Despite their protests, however, it’s not hard at all to notice that Christians’ conditional acceptance sure looks an awful lot in practice like their complete rejection. It might sound nicer and make them feel better, but it’s still bigotry. It still maintains their boundaries, their us-vs.-them mentality, their sense of superiority over a group they have trouble even conceptualizing as being fully human, and still puts them in a position of rulership that they do not deserve.
In short, we’re increasingly noticing that Christian bigots are, indeed, horrible people.

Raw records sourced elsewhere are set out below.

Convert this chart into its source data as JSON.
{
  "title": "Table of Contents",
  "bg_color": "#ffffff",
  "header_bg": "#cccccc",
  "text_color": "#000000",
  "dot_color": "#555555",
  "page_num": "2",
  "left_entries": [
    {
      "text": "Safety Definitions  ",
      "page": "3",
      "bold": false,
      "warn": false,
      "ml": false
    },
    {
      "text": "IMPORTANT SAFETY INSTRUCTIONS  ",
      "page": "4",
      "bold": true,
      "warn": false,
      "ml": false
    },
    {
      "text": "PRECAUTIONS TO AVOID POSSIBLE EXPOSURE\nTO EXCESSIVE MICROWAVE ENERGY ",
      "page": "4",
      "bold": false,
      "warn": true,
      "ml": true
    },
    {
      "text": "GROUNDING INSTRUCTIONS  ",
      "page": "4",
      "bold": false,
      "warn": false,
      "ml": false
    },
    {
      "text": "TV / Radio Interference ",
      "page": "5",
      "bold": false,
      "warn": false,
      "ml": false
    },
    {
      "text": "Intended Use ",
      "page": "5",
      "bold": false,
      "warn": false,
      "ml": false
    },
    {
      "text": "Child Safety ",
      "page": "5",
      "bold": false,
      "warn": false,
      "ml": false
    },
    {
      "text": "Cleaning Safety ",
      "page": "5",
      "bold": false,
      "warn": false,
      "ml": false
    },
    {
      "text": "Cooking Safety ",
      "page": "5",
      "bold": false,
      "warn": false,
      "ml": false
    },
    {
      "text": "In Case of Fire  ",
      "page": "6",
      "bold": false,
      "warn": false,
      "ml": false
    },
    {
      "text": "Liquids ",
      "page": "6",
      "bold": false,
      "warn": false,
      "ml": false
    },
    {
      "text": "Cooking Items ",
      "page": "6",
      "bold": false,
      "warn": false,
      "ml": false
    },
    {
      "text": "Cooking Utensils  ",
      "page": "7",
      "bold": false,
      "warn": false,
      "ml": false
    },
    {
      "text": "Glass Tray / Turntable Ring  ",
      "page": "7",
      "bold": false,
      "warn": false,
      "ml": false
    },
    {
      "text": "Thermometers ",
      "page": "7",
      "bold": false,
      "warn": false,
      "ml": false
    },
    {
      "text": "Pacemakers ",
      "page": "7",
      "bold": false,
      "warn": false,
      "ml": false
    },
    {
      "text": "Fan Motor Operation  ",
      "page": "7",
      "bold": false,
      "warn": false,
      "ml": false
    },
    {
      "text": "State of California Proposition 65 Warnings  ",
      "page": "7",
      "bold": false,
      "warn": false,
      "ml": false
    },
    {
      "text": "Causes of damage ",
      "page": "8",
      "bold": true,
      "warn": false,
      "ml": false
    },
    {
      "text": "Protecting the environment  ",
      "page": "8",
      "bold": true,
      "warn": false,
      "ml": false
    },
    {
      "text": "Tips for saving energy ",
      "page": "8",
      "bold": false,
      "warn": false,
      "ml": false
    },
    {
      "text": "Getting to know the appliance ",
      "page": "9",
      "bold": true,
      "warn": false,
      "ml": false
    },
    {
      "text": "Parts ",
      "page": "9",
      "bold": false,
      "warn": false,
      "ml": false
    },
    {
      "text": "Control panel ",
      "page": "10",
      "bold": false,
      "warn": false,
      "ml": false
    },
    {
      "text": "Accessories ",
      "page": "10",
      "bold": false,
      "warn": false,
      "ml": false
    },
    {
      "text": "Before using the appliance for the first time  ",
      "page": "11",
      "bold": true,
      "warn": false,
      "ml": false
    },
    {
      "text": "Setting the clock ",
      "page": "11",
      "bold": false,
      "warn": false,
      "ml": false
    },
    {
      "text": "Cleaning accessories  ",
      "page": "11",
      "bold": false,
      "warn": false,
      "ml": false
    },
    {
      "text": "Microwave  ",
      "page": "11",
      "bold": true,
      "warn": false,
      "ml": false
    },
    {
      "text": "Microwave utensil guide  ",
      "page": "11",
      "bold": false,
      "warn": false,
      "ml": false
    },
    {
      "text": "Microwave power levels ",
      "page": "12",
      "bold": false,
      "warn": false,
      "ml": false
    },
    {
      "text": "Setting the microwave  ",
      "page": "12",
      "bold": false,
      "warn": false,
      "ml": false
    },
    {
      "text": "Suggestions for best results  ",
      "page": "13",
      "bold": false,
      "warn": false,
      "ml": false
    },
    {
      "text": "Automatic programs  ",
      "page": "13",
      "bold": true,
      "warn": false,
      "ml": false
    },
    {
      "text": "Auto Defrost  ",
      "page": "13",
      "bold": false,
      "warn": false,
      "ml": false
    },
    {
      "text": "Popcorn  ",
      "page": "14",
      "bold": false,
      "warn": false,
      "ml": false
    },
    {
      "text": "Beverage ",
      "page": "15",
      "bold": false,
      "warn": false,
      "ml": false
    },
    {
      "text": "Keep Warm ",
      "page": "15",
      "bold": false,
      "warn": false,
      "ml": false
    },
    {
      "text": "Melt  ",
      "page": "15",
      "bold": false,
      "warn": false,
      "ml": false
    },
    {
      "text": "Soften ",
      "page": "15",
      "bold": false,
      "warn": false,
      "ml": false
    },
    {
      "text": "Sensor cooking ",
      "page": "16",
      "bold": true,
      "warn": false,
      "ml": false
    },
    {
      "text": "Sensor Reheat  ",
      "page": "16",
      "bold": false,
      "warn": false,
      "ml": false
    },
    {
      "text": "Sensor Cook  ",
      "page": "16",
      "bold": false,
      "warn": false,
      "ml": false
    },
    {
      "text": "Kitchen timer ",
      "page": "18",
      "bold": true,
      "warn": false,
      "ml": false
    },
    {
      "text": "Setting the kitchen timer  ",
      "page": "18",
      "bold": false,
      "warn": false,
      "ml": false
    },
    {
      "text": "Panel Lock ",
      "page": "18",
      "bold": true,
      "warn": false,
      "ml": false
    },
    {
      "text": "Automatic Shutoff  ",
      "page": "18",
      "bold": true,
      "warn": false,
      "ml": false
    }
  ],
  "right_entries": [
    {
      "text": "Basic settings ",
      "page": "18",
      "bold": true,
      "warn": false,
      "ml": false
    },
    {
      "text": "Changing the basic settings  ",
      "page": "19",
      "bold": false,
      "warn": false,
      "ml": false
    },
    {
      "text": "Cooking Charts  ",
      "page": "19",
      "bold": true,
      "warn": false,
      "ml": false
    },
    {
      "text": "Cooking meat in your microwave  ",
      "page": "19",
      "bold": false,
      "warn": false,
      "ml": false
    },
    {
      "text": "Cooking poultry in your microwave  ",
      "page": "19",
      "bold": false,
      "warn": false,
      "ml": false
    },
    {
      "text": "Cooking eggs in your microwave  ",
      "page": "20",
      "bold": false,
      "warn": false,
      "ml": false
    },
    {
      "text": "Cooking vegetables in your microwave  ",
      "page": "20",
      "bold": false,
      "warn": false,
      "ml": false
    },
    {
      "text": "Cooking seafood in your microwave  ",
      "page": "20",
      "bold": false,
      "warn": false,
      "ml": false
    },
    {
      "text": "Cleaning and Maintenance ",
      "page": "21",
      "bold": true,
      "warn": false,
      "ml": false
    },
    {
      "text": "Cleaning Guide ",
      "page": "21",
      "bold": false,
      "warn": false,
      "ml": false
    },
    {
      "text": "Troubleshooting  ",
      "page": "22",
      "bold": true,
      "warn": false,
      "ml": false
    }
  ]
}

I take heart in knowing that every year, more and more Christians break free of that thinking. Even in the most ultra-conservative denominations and groups, acceptance of LGBTQ rights is on the rise. This is one culture war that is already lost; it’ll just take some time before some of the die-hard culture warriors notice it–or enough of them pass away that their younger, more compassionate leaders turn their various Titanics from the looming iceberg.
Next time I want to show you a paper that a colleague of mine just had accepted into a peer-reviewed paper. It’s about ACE–Accelerated Christian Education–and you probably won’t be surprised to hear that he wasn’t thrilled with it. There will be official deets next time. See you then!
1 Generally speaking, Christians fall into two camps regarding LGBTQ rights. One camp, called Side A, respects and demands equal rights for all people. Side B rejects LGBTQ rights. Some Christians try to split the difference by allowing partial rights and inclusion; this camp is often called the third way.